Despite all the work that goes into educating yourself, that hasn’t stopped a growing number of people from fulfilling their dream of opening up a winery, as they can now be found all over the state.

“Now, there’s almost a hundred wineries. We’re not quite sure. There’s around a hundred wineries in Georgia growing everything from vinifera, muscadine, fruit wines, Norton and Linus, Blanc to Blanc, some of the so called Native American grapes and we have wineries from Blairsville at the top of the state to Valdosta at the bottom of the state. So, it’s really an interesting time to be in Georgia,” says Miller.

That’s good news not just for the agricultural industry, but for the entire economy as well, with many rural areas of the state now becoming a destination thanks to its growing popularity.

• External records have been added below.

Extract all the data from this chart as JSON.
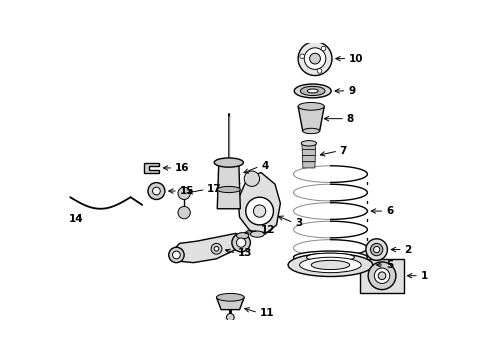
{
  "bg_color": "#ffffff",
  "line_color": "#000000",
  "fig_w": 4.9,
  "fig_h": 3.6,
  "dpi": 100,
  "parts_font": 7.5
}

“People want to go to a winery, but they want to go to five or six wineries in a weekend a lot more. So, if we can get more friends into this and more people involved, then all the supporting things also come with it, nicer hotels, restaurants, bed and breakfasts, all this other really cool stuff. So, when people come out to the wineries, they get to enjoy all of that and the whole community benefits,” says Cox.